Which is a long way of trying to express just how lucky we were to get our hands on another batch of this fiber, and how rare this yarn is.
- The fibers in CVM 3.0 come from Marushka Farms in Pennsylvania, one of the largest and most discerning CVM breeders in this country. I'd worked with Marushka on two previous CVM releases and was excited to have an opportunity to source another year's clip. In terms of timing, the fibers were shorn in spring 2016, then skirted, sorted, and shipped to the mill where they were sorted by color before being scoured in small batches, then carded and spun and skeined. The yarn was finally ready for us in summer 2017. This is a yarn that takes time.
This 3.0 release builds upon everything I loved about CVM 2.0 -- those expertly woolen-spun, impeccably crimpy and robust fibers in a perfectly fine heavy fingering-weight "nib" that draws exquisite stitches in knitted fabric. This is a lively and forgiving yarn.

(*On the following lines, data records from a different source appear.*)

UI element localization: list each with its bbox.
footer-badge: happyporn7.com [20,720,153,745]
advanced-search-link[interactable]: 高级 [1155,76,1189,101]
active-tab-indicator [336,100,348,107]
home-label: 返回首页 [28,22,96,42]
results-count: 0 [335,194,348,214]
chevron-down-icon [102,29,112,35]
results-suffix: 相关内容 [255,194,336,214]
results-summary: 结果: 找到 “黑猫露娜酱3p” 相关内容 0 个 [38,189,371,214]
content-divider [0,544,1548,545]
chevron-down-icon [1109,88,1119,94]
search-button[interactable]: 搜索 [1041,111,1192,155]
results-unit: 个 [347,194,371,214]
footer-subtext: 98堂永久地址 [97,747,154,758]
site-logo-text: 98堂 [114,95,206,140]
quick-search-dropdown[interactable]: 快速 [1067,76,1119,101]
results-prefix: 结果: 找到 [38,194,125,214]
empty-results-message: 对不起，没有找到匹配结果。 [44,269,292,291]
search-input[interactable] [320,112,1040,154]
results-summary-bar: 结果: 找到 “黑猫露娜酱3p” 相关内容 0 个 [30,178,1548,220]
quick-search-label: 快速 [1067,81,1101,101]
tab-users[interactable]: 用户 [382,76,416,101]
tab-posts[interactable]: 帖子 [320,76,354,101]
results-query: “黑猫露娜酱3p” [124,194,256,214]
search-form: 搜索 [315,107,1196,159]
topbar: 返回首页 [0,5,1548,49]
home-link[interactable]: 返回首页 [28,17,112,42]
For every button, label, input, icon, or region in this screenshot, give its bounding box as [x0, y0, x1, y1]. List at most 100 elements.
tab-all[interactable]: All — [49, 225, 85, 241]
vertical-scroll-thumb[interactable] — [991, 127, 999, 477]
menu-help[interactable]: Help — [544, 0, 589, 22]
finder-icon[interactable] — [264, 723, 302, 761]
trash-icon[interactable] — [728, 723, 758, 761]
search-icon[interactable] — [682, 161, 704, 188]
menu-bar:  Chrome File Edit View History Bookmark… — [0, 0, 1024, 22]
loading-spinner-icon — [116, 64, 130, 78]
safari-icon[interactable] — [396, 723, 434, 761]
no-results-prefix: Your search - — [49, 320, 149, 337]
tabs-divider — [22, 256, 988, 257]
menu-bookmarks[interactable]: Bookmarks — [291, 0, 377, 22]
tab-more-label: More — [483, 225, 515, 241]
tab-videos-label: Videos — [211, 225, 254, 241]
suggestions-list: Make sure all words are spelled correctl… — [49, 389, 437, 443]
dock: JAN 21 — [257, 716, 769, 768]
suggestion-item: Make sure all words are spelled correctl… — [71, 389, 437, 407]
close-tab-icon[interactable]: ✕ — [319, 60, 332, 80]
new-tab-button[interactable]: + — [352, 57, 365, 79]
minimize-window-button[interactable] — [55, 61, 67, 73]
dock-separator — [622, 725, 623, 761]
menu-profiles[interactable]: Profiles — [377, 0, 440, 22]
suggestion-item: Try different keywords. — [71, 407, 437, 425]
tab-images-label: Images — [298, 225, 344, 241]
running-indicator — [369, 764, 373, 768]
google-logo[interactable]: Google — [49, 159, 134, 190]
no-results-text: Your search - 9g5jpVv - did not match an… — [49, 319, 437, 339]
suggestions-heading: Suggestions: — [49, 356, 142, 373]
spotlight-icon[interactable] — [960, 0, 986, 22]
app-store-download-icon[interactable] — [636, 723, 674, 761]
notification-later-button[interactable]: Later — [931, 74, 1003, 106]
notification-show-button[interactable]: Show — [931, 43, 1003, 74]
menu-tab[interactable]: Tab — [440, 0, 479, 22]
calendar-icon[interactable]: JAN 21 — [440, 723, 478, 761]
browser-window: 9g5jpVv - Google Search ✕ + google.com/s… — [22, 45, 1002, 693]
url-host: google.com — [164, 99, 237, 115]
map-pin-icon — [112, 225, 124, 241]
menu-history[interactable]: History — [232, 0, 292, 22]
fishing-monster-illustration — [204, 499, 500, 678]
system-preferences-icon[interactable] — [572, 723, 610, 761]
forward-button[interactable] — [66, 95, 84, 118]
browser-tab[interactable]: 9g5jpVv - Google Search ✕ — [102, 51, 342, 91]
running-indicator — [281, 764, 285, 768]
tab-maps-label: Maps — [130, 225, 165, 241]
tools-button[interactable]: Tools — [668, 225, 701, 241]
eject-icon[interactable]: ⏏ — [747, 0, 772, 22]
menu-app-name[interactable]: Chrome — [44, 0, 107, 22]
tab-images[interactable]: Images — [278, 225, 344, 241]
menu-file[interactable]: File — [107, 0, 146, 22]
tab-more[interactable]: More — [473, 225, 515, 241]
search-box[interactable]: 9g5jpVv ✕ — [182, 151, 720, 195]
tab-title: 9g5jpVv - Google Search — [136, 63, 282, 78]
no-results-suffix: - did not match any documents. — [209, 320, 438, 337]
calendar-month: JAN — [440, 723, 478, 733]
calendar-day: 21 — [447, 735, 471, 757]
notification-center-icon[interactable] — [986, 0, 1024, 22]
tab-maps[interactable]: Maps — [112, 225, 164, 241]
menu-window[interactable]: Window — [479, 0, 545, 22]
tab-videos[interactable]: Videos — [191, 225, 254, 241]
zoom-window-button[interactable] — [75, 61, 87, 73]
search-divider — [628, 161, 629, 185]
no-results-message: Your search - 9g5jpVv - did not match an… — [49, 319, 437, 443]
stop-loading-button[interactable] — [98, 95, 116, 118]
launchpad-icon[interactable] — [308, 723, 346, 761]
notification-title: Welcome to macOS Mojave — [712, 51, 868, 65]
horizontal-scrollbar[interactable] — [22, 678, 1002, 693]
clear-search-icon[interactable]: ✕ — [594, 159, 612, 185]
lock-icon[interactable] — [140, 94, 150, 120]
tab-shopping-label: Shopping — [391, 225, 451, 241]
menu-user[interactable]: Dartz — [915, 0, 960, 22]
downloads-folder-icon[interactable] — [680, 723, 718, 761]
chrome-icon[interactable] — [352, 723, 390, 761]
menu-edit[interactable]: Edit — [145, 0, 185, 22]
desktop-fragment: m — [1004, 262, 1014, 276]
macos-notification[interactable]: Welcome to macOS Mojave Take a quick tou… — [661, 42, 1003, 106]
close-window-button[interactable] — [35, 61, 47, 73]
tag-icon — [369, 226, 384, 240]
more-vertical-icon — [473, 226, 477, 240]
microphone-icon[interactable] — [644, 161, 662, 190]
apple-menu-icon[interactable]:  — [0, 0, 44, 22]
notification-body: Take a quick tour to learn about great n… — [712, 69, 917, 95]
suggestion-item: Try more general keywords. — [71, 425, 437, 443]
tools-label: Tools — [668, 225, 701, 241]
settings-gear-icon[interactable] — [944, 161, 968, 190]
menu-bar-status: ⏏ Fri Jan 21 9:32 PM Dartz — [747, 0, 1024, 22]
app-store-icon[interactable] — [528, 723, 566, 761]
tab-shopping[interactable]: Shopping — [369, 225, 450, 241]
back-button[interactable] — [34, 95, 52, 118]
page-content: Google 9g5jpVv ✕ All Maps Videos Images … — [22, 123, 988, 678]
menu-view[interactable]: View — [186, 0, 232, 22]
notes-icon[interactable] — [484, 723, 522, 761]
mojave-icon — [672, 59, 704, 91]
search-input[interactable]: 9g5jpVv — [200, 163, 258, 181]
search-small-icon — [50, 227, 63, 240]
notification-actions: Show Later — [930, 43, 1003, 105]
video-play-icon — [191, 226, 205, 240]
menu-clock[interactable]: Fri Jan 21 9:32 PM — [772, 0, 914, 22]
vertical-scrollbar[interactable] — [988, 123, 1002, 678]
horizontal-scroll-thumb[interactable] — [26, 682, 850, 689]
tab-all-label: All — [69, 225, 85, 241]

Because of the "V" in the name CVM, namely variegation, this yarn required a lot more patience and hand-holding than most other yarns. The fleeces were expertly hand-skirted at the farm by Marie herself and sorted into color groups. In order to preserve those color groups, each batch needed to be scoured separately by hand instead of being run through a commercial scouring train in one big batch.
Anne Bosch of Blackberry Ridge Woolen Mill in Mt. Horeb, Wisconsin, has the skill, patience, and equipment to blend these 36+ boxes of wool into really gorgeous natural colors for us. Then there's the spinning, a perfect blend of jumbled chaos and order that Anne is able to create using the equipment she has so lovingly maintained over the decades. Anne brings a handspinner and hand knitter's sensibility to yarn, which is very important for as rare and nuanced a fiber as CVM.
- CVM is a high-crimp, generous-staple fiber, giving a perfect balance of loft and durability to this yarn. Tug it and you'll feel tremendous elasticity. While the yarn may appear airy and soft, it's been spun with such skill that it can withstand multiple frogging before it breaks or begins to look shabby.
Because the fibers have been spun immediately after carding -- rather than being run through a pin-drafter or a comb to get the fibers perfectly uniform and aligned -- you have immense air, flex, and give in the finished results.
In knitting terms, this means a huge variation in the size of needle you can use -- and the kind of fabric it will produce.
I personally prefer a firmer, tighter stockinette for garments, which is where the US 2 (2.75mm) needle size and 7 sts/inch gauge notation came from. Others prefer the more relaxed drape of a looser fabric and are willing to take the durability risk, which is where the US 4 (3.5mm) 6 stitches/inch gauge range came from.
If shawls with more flexible openwork are your goal, you can go even bigger, with a US 7 (4.5mm) needle or larger, depending on the fabric you wish to create.
Are you a fan of meditative garter stitch? Consider working garter stripes that alternate any color of CVM 3.0 with those single skeins of highly variegated hand-dyed yarn you may have in your stash. Mohair and silk are also exquisite companions. Simply knit two rows in each color to get perfectly contrasting stripes on each purl row. The interplay of dyed and natural colors would be stunning in a simple cowl or, if you really wanted to indulge, Polo Sylvie's Bohemian Wrap.
Regardless of what you choose to make out of this yarn, the bottom line is this: swatch, swatch, swatch! Be sure to wash your swatch, too. This yarn has one of the most exquisite and cohesive wash-induced blooms I've ever seen in a woolen-spun yarn. I can't wait for you to try it.